With healthcare in mind, this year’s winners (across all four categories) received an average positive response of 84% for private healthcare availability whilst the rest of the field received an average 74%. It was the boutique agencies again which saw the greatest disparity – 88% positive responses for the winners compared to 61% for non-winners. The ‘Large’ category saw the narrowest gap with 83% for winners compared to 75% for non-winners.

The need for sufficient private healthcare availability for employees is clear, not just so employees feel they are properly looked after, but so that those who are suffering with their mental and or physical health can get the treatment they need quickly, meaning they are back working at their full potential and in turn helping themselves and their employer thrive.

Retirement Schemes

For an industry with a traditionally younger employee profile you might expect that respondents would have minimal interest in their retirement plans. However, scores here suggest the opposite, agency employees instead appearing to be interested and dissatisfied with their pension provision, or giving low scores because they perhaps don’t understand what is on offer.
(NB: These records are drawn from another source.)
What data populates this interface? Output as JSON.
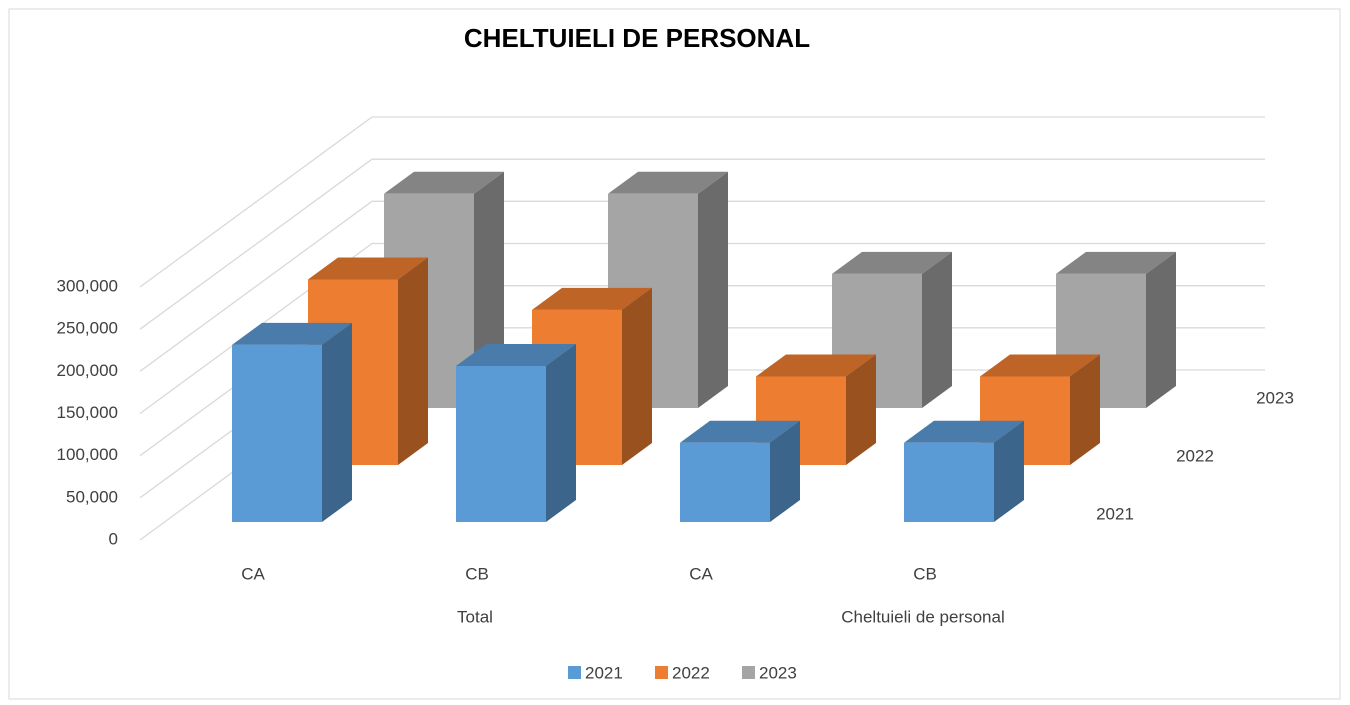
{
  "chart_data": {
    "type": "bar3d",
    "title": "CHELTUIELI DE PERSONAL",
    "categories": [
      "CA",
      "CB",
      "CA",
      "CB"
    ],
    "groups": [
      {
        "label": "Total",
        "span": 2
      },
      {
        "label": "Cheltuieli de personal",
        "span": 2
      }
    ],
    "series": [
      {
        "name": "2021",
        "color": "#5b9bd5",
        "values": [
          210000,
          185000,
          94000,
          94000
        ]
      },
      {
        "name": "2022",
        "color": "#ed7d31",
        "values": [
          220000,
          184000,
          105000,
          105000
        ]
      },
      {
        "name": "2023",
        "color": "#a5a5a5",
        "values": [
          254000,
          254000,
          159000,
          159000
        ]
      }
    ],
    "ylim": [
      0,
      300000
    ],
    "yticks": [
      0,
      {
        "value": 50000,
        "label": "50,000"
      },
      {
        "value": 100000,
        "label": "100,000"
      },
      {
        "value": 150000,
        "label": "150,000"
      },
      {
        "value": 200000,
        "label": "200,000"
      },
      {
        "value": 250000,
        "label": "250,000"
      },
      {
        "value": 300000,
        "label": "300,000"
      }
    ],
    "grid": true,
    "legend": "bottom"
  }
}
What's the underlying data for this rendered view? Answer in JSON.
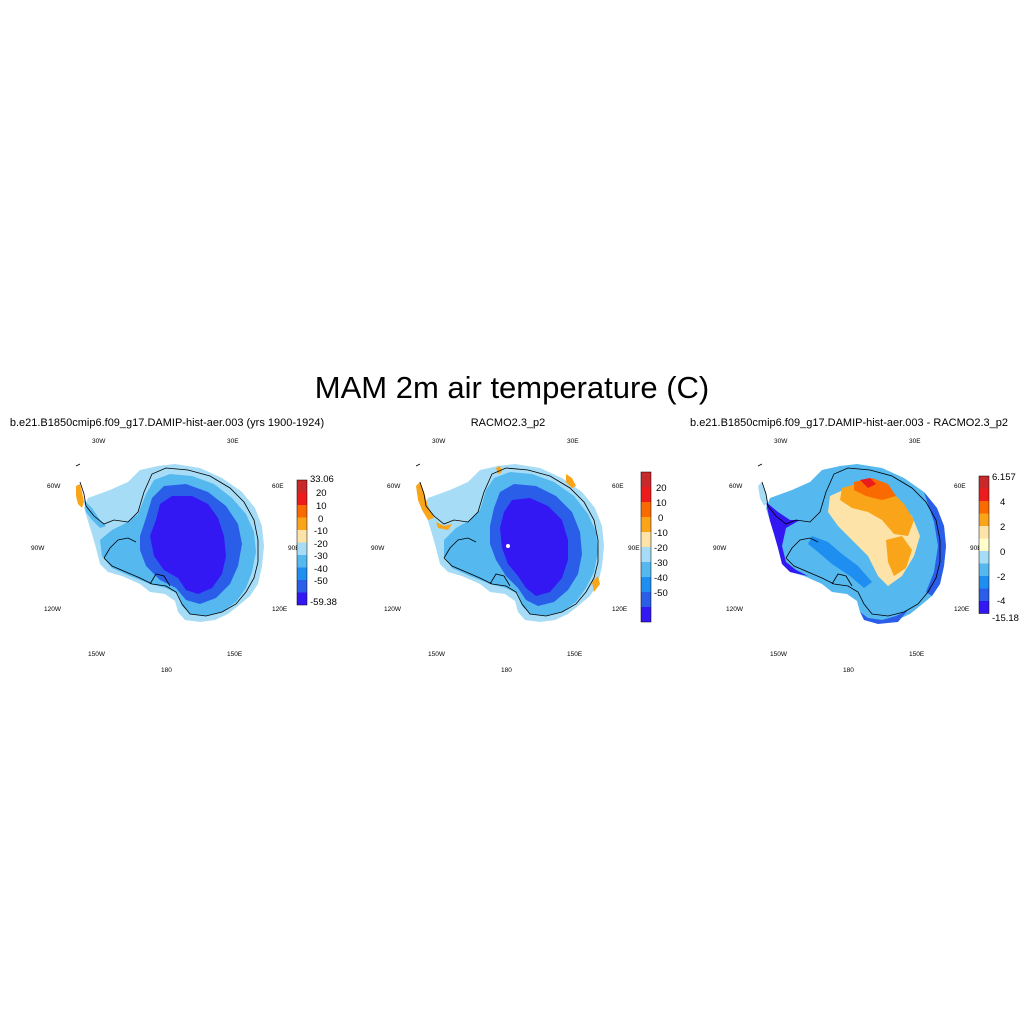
{
  "figure": {
    "title": "MAM 2m air temperature (C)",
    "longitude_labels": [
      "30W",
      "30E",
      "60W",
      "60E",
      "90W",
      "90E",
      "120W",
      "120E",
      "150W",
      "150E",
      "180"
    ]
  },
  "panels": [
    {
      "id": "model",
      "title": "b.e21.B1850cmip6.f09_g17.DAMIP-hist-aer.003 (yrs 1900-1924)",
      "colorbar": {
        "max_label": "33.06",
        "min_label": "-59.38",
        "tick_labels": [
          "20",
          "10",
          "0",
          "-10",
          "-20",
          "-30",
          "-40",
          "-50"
        ],
        "colors": [
          "#c8292a",
          "#ec1c1c",
          "#f96a00",
          "#faa41a",
          "#fde3a7",
          "#a6dcf5",
          "#55b8ef",
          "#1e8ef0",
          "#2a5de8",
          "#3318f4"
        ]
      }
    },
    {
      "id": "obs",
      "title": "RACMO2.3_p2",
      "colorbar": {
        "max_label": "",
        "min_label": "",
        "tick_labels": [
          "20",
          "10",
          "0",
          "-10",
          "-20",
          "-30",
          "-40",
          "-50"
        ],
        "colors": [
          "#c8292a",
          "#ec1c1c",
          "#f96a00",
          "#faa41a",
          "#fde3a7",
          "#a6dcf5",
          "#55b8ef",
          "#1e8ef0",
          "#2a5de8",
          "#3318f4"
        ]
      }
    },
    {
      "id": "diff",
      "title": "b.e21.B1850cmip6.f09_g17.DAMIP-hist-aer.003 - RACMO2.3_p2",
      "colorbar": {
        "max_label": "6.157",
        "min_label": "-15.18",
        "tick_labels": [
          "4",
          "2",
          "0",
          "-2",
          "-4"
        ],
        "colors": [
          "#c8292a",
          "#ec1c1c",
          "#f96a00",
          "#faa41a",
          "#fde3a7",
          "#ffffcc",
          "#a6dcf5",
          "#55b8ef",
          "#1e8ef0",
          "#2a5de8",
          "#3318f4"
        ]
      }
    }
  ]
}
The winners’ average positive response was 66%, which is was the second lowest score for winners across all questions asked. The ‘Large’ category winners fared even worse, averaging a score of just 61%, the lowest across all four size categories. Company pension schemes are a hugely important benefit but also one of the most difficult to drive engagement with. A lot of the work we undertake on pension schemes begins with how employees interact with and view their own company pension.

Employee benefits as a whole

An interesting takeaway from the results is that average scores for ‘Employee Benefits’ satisfaction across winners and non-winners alike received the lowest positive responses when compared against all other survey sections, with ‘Diversity and inclusion’ and ‘Relationship with your manager’ leading the way. This may show that all agencies are doing better with the soft or free elements of creating a positive working environment than they are with deploying the optimum mix of paid-for ones. It definitely indicates that there is room for improvement when it comes to curating and promoting a benefits package, it could be that an employer offers a comprehensive suite of benefits, but if employees don’t know or understand what is available to them, they won’t see the value and a new communication strategy should be adopted. Whatever the circumstances we recommend that a benefits package is reviewed on an annual basis to ensure it remains effective and relevant for employees.

When talking to the winners about what they feel makes them a great place to work a few trends stuck out with the most prominent being the mental health support available, as well as protecting employees from burnout in what we know can be a high paced and demanding industry. Listening to employee feedback when it comes to benefits packages was also a recurring theme. Winning agencies found they had curated a successful benefits offering by asking employees what was important to them.

What is very clear, is that all four winning agencies recognise both the value of building a strong holistic package of benefits and wellbeing support in retaining and recruiting talent, but also its role in driving business success and performance. Our congratulations to the winners – Bind Media, Mobsta, RPM and Blis.

 

We’re proud to have sponsored the awards and also to have been Campaign’s partner for its Best Places To Work activity across the year.

 

* The Best Places To Work survey research is conducted on behalf of Campaign by the Workforce Research Group and comprises of nine sections and a total of 73 questions. Surveys are completed in confidence by employees and the results then averaged across the total sample of respondents by ‘Winners’ and ‘Non-winners’ and also by the four different company size categories.